Farmers living in western America first tried to tame the ‘Mighty Colorado’ river in 1901 by building a canal system further towards the west called the ‘Imperial Valley’ but suddenly the river became more wild and in 1905 it flooded the valley and destroyed the canal system. It created an inland lake that took up 150 square miles and precious farmland was lost, bankrupting the families. In 1907 farmers, citizens and people who wanted to move to the west started looking at where they could place a dam. Another problem in the west was that the desert land there was arid and desperately needed irrigation. After four years of testing, plans for the Hoover Dam then began to go ahead as it could kill two birds with one stone.
In total, the Hoover Dam was to cost $165 million; a bill that the government was anxious of, but knew it was necessary. Luckily, the developers realized they could harness the hydroelectric power produced by the dam and sell it (primarily to the busy and bright city of Los Angeles), to fund the cost of its construction. The plans were finally commissioned in 1929 and construction was allowed to begin.
When plans for the Hoover Dam were drawn up in the mid 1920s, professional and experienced engineers deemed it physically impossible. However, construction began in 1930 and proved those engineers very wrong indeed.
In the three years before the Hoover Dam began its construction, many men in Las Vegas were out of work due to a depression, so they took trains to the site of the Hoover Dam and found jobs there. The only problem was that construction didn’t start for another year. Colorado soon became overrun with the families of these men who had moved with them in wagons and set up their lives in fields, waiting for construction to start for a full year. The conditions were squalid, with most people living in shabby tents. The temperature reached highs of 50 degrees Celsius and many feared for their lives as they baked in the hot sun day after day.

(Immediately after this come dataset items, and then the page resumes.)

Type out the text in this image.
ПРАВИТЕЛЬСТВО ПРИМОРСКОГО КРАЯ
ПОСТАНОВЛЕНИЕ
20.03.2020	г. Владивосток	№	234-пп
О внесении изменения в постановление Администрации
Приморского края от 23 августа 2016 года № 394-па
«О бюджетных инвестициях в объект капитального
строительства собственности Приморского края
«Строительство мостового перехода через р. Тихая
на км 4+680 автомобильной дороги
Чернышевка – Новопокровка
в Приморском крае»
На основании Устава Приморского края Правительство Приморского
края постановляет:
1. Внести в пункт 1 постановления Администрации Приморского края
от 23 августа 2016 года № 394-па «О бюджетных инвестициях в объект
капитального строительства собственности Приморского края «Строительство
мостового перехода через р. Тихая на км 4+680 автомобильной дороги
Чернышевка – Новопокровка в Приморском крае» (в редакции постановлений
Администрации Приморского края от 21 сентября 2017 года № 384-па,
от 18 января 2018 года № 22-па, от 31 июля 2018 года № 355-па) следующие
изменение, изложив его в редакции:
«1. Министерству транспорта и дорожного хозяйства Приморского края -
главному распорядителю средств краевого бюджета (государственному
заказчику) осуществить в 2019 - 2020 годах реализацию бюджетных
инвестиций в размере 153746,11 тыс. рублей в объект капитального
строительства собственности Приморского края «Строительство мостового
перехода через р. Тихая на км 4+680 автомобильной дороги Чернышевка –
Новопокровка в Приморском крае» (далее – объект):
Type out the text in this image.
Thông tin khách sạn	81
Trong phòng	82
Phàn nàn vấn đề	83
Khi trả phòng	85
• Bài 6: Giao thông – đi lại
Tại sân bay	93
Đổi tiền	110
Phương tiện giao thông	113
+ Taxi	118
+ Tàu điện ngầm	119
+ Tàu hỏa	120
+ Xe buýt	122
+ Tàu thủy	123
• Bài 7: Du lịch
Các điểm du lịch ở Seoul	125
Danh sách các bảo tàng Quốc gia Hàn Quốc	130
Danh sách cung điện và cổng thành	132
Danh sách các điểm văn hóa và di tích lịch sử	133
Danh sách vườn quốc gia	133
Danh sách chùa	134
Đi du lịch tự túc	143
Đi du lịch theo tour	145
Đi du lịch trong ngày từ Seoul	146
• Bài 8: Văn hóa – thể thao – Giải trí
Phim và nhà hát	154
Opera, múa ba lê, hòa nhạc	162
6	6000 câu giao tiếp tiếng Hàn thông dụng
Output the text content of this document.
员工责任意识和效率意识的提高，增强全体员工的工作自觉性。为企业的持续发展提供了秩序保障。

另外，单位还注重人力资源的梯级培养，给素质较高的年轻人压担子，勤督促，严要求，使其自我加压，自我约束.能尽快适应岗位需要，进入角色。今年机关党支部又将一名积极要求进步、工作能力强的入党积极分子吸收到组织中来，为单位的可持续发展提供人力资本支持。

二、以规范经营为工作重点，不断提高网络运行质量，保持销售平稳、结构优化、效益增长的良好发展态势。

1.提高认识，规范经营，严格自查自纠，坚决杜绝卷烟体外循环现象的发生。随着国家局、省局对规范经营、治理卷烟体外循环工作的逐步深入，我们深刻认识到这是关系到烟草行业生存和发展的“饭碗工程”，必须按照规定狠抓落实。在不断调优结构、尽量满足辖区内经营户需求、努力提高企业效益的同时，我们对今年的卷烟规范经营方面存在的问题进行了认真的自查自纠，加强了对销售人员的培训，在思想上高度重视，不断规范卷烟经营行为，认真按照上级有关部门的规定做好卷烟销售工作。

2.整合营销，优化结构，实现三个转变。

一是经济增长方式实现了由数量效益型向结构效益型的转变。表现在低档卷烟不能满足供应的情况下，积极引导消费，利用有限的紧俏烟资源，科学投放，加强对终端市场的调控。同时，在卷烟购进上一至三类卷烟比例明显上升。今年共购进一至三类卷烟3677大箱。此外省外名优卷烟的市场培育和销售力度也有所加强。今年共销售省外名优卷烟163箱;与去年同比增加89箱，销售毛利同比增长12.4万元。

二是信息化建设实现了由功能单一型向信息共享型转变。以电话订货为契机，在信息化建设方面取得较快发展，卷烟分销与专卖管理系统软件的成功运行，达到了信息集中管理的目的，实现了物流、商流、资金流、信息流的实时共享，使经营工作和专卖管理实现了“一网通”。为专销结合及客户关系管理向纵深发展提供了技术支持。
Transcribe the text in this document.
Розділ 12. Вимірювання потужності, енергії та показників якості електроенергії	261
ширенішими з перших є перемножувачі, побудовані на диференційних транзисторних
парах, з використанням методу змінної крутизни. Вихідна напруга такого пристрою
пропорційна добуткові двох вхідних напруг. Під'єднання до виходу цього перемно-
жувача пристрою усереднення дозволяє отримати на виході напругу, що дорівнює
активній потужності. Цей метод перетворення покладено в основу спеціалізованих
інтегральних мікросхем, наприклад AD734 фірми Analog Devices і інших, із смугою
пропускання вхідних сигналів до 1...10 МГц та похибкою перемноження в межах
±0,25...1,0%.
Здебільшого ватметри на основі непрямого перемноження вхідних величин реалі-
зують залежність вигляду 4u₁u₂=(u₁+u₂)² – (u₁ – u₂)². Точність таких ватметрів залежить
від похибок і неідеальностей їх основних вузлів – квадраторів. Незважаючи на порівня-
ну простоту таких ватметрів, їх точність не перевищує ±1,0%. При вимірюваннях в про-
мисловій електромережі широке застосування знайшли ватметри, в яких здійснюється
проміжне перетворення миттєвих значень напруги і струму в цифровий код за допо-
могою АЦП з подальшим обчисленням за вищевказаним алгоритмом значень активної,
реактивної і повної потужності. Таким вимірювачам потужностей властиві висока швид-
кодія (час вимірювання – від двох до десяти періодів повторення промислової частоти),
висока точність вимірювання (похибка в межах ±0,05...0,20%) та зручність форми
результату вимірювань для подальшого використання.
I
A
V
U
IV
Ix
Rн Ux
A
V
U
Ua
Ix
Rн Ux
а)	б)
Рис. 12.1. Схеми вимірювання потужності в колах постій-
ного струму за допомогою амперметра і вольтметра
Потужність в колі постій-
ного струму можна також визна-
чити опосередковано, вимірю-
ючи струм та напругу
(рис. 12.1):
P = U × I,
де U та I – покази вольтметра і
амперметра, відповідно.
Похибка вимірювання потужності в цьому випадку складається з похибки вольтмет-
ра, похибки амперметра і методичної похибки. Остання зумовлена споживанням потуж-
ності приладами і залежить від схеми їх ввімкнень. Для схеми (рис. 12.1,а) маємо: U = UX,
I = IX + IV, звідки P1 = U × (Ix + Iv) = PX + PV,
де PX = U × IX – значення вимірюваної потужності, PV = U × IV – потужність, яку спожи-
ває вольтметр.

Finally construction started and the men risked their lives for very little pay. In total 112 died during the construction of the Hoover Dam, but just 6 years later in 1936 the Dam was complete, and the future of Western America was about to change considerably. Today there is also a two lane road running along the top of the dam, also known as part of the U.S Route 93. There is now also a Hoover Dam bypass project in place, with the Colorado River Bridge just 1500 feet south of the Hoover Dam itself.
How to Get There:
Luckily for those who wish to visit the Hoover Dam, it is located right by some of Western America’s biggest cities, i.e. Las Vegas, Los Angeles and San Diego. You may want to visit these places first and then travel to the Hoover Dam as part of a week or fortnight long holiday.
Flying to Las Vegas McCarran airport is your easiest option, and there are plenty of hotels, restaurants and means of entertainment in this city. From your accommodation you can rent a car, or catch a taxi to the Hoover Dam itself. At this one of the seven wonders of the industrial world you can take a guided tour.
Where to Stay:
Your best bet for comfortable accommodation is to stay at a hotel in Las Vegas, as this area is close to shops and restaurants, whereas this is not necessarily the case right by the Hoover Dam.
If you’re looking for a budget stay in Las Vegas then try the Inn Link (Siena Suites) lodge where rooms start at as little as $44 per night. For something more mid-range try the Sunset Station Hotel with rooms starting at $100. For luxury stays, however, we recommend Loews Hotel which was renovated in 2007. Rooms start at around $230. All of these hotels are within 15 miles of the Hoover Dam.